Need Help With Kinematics, Speeding Car

Hi

I have been trying to work out an answer to the question below. I have found a good example of a question answered on here that has given me a lot of help in understanding. I still can't work it out. The only problem I have with this question is the 14seconds to reach 2.5 m/s². Which is different from the time overall taken.

Here's the question:

A police car is at rest, reading the speeds of passing cars. The police car is passed by a car breaking the speed limit at 30 m/s (uniform velocity). It takes 14 seconds later before the police car moves at a constant acceleration of 2.5 m/s² . How long will it take before the police car catches up with the speeding car?

What I've been doing is:

For the police officer:

d = ½ . a . t²

For the speeder:

d = v . t

The police officer can be considered to have passed the speeder when they have travelled an equal distance, so, I'm substituting the second equation into the first, giving us.

v . t = ½ . a . t²

It's here I get lost. This is because I have the time 't' and the time (14s).
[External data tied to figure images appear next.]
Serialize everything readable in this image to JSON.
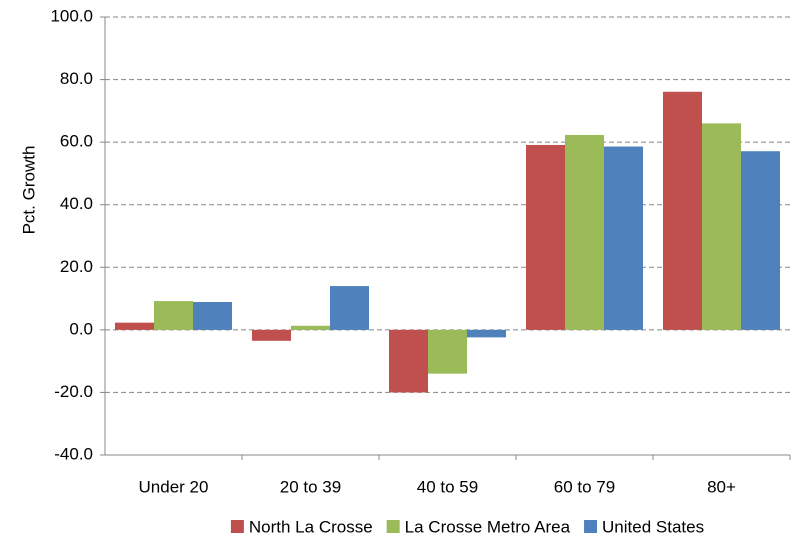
{
  "chart_data": {
    "type": "bar",
    "y_label": "Pct. Growth",
    "categories": [
      "Under 20",
      "20 to 39",
      "40 to 59",
      "60 to 79",
      "80+"
    ],
    "series": [
      {
        "name": "North La Crosse",
        "color": "#c0504d",
        "values": [
          2.3,
          -3.5,
          -20.0,
          59.1,
          76.1
        ]
      },
      {
        "name": "La Crosse Metro Area",
        "color": "#9bbb59",
        "values": [
          9.2,
          1.3,
          -14.0,
          62.3,
          66.0
        ]
      },
      {
        "name": "United States",
        "color": "#4f81bd",
        "values": [
          8.9,
          14.0,
          -2.4,
          58.6,
          57.1
        ]
      }
    ],
    "ylim": [
      -40,
      100
    ],
    "yticks": [
      {
        "value": -40,
        "label": "-40.0"
      },
      {
        "value": -20,
        "label": "-20.0"
      },
      {
        "value": 0,
        "label": "0.0"
      },
      {
        "value": 20,
        "label": "20.0"
      },
      {
        "value": 40,
        "label": "40.0"
      },
      {
        "value": 60,
        "label": "60.0"
      },
      {
        "value": 80,
        "label": "80.0"
      },
      {
        "value": 100,
        "label": "100.0"
      }
    ],
    "grid": true,
    "legend": "bottom"
  }
}
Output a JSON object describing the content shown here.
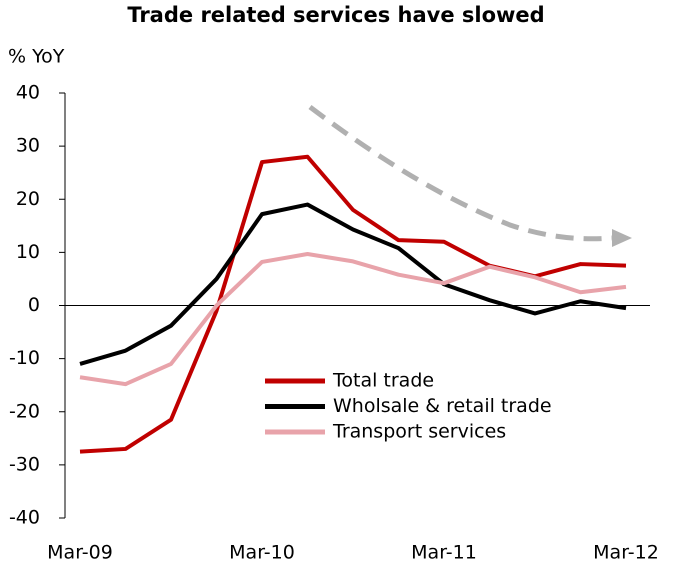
{
  "chart_data": {
    "type": "line",
    "title": "Trade related services have slowed",
    "y_label": "% YoY",
    "categories": [
      "Mar-09",
      null,
      null,
      null,
      "Mar-10",
      null,
      null,
      null,
      "Mar-11",
      null,
      null,
      null,
      "Mar-12"
    ],
    "series": [
      {
        "name": "Total trade",
        "color": "#c00000",
        "values": [
          -27.5,
          -27,
          -21.5,
          -1,
          27,
          28,
          18,
          12.3,
          12,
          7.5,
          5.5,
          7.8,
          7.5
        ]
      },
      {
        "name": "Wholsale & retail trade",
        "color": "#000000",
        "values": [
          -11,
          -8.5,
          -3.8,
          5,
          17.2,
          19,
          14.3,
          10.8,
          4,
          1,
          -1.5,
          0.8,
          -0.5
        ]
      },
      {
        "name": "Transport services",
        "color": "#e8a3aa",
        "values": [
          -13.5,
          -14.8,
          -11,
          0,
          8.2,
          9.7,
          8.3,
          5.8,
          4.2,
          7.3,
          5.3,
          2.5,
          3.5
        ]
      }
    ],
    "ylim": [
      -40,
      40
    ],
    "yticks": [
      -40,
      -30,
      -20,
      -10,
      0,
      10,
      20,
      30,
      40
    ],
    "legend": "lower right"
  }
}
How do I work this from this point. It will probably end up as a quadratic equation to be solved by rule. It's just I can't even get to that point.

Thanks for any help

All help will be much appreciated as I feel I'm nearly there

One thing is certain that if the first car is speeding the police are going to have to break their own rules to catch up to the speeding car, so for the first 14 seconds police car was not moving, for the next period it will be still falling behind until it is able to accelerate to the same speed, after that the police car has to keep on accelerating until he has caught up the distance between them at that time. So I would look at the problem and solve it in the 3 sections.

Thanks a lot Robittybob

I'm going to assume the same as you say, that the police car was not moving for the first 14 seconds. It could also be assumed that it took 14seconds for the police car to get to a constant acceleration of 2.5m/s2.

For me I'm going to assume uniform acceleration AFTER 14 seconds passed. This way I can work out the time it took for both to cover the SAME distances (once their distances covered are equal then we know the police have caught up). I will then add the 14 seconds back on, as the speeder got a 14 second head start.

Hopefully this will work

Thanks again

Let us know what the answer is later.